This study addresses the inefficiency and subjectivity inherent in manual plaque counting in traditional plaque assays by proposing an end-to-end deep learning framework for fully automated viral titer (PFU/mL) quantification. The method uniquely integrates the Segment Anything Model (SAM) and its successor SAM2 to perform well localization and plaque segmentation, respectively, enabling robust performance across diverse virus types and plate formats. The system is complemented by an interactive web-based review platform and has been rigorously validated on multi-virus datasets, demonstrating strong agreement with manual annotations (Pearson correlation coefficients ranging from 0.88 to 0.92). This approach substantially reduces manual labor while maintaining high accuracy, and the implementation code will be publicly released.

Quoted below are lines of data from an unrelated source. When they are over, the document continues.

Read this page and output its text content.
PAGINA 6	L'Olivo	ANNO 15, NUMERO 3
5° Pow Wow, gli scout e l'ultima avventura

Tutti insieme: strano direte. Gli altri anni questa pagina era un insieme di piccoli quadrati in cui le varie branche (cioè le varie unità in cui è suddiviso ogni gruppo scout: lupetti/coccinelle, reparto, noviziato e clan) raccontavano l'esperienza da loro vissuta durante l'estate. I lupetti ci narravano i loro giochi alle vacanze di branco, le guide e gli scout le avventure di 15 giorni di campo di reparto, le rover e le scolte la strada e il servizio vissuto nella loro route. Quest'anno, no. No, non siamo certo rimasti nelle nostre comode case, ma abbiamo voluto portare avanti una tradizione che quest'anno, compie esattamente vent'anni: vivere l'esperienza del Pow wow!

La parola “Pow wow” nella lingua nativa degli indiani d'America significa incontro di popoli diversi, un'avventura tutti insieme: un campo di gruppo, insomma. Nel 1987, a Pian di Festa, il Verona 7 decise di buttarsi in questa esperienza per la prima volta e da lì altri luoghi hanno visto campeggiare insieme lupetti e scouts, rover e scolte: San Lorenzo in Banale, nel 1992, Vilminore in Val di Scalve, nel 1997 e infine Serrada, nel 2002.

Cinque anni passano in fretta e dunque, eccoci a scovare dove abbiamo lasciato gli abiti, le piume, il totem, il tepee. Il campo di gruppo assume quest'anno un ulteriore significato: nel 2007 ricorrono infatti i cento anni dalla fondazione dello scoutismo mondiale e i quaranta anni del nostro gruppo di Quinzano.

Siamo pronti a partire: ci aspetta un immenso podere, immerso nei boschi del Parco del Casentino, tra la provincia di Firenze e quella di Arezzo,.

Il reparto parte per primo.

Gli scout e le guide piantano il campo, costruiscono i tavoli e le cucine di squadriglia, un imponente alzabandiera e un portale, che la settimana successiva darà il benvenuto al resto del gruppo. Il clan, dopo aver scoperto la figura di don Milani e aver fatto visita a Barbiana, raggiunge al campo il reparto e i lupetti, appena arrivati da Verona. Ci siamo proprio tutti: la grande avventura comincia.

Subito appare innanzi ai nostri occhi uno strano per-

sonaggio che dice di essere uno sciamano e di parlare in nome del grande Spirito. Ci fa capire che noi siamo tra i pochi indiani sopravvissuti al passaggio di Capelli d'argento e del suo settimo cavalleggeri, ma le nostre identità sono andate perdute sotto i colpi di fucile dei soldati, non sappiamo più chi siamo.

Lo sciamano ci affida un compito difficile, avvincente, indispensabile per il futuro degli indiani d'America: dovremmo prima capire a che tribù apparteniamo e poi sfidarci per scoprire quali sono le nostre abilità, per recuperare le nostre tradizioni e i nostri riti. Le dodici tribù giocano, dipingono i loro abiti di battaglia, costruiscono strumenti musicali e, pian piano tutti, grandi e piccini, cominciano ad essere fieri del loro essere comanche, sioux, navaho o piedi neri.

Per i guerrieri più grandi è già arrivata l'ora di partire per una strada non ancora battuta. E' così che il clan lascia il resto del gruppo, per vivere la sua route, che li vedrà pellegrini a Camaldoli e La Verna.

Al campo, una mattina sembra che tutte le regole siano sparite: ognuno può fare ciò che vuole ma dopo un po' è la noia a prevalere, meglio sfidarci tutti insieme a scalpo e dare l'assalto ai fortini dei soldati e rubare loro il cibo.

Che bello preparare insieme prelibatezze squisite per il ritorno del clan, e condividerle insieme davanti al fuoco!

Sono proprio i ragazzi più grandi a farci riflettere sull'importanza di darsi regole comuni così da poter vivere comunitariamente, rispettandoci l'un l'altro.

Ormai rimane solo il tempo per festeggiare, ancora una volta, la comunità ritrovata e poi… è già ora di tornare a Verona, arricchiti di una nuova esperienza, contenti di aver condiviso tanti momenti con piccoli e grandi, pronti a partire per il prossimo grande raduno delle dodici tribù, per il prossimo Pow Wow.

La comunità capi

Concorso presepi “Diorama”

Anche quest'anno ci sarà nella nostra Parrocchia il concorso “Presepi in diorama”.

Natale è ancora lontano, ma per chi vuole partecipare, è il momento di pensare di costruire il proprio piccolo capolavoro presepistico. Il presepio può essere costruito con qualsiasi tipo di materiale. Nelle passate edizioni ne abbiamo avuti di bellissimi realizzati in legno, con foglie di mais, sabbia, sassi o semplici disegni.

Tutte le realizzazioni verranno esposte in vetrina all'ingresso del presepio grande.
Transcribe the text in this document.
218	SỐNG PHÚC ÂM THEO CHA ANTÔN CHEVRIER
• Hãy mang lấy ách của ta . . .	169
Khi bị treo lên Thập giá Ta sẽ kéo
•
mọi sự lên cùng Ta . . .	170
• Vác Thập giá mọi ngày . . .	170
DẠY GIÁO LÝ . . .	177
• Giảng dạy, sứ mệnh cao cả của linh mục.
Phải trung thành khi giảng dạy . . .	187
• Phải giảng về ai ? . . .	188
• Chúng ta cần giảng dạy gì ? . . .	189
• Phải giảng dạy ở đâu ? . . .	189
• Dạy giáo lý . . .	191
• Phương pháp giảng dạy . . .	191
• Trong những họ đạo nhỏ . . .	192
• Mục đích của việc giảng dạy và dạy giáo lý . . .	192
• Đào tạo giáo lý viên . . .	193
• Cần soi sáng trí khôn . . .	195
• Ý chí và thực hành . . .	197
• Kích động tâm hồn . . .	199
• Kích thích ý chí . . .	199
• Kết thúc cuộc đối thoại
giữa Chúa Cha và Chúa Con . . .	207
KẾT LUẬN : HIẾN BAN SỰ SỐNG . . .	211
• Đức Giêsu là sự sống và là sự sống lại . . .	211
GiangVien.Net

Plaque assays remain the gold standard readout of virus infectivity; however, plaque counting from plate images is labor-intensive and prone to inter-operator variability. We present an end-to-end, computer-aided workflow for cytopathic effect-based virus titration directly from laboratory plaque assay images. The proposed approach combines two models derived from the Segment Anything Model (SAM): a SAM2-based well-segmentation module that localizes assay wells across heterogeneous imaging conditions, and a SAM-based plaque-segmentation model that detects and enumerates plaques within each well. The method was evaluated on a mixed dataset comprising private plaque assay images of Mayaro virus and Coxsackievirus B3, together with public Vaccinia virus images from the VACVPlaque dataset. The pipeline outputs per-well plaque counts, automatically computes plaque-forming units per milliliter (PFU/mL), and is integrated into a web-based platform that allows users to review results and organize experiments. On held-out plates (17 from MAYV/CVB3 and 22 from VACV), the workflow generalized across two plate formats (6-well and 12-well) and showed strong agreement with manual annotations (Pearson correlation coefficients of 0.92 for MAYV/CVB3 and 0.88 for VACV). Automated plaque counts were further compared with annotations from four independent experts, demonstrating high concordance. The proposed system will be open sourced and publicly released upon acceptance of this manuscript to enable reproducible, scalable, and audit-ready plaque assay analysis while substantially reducing manual annotation effort.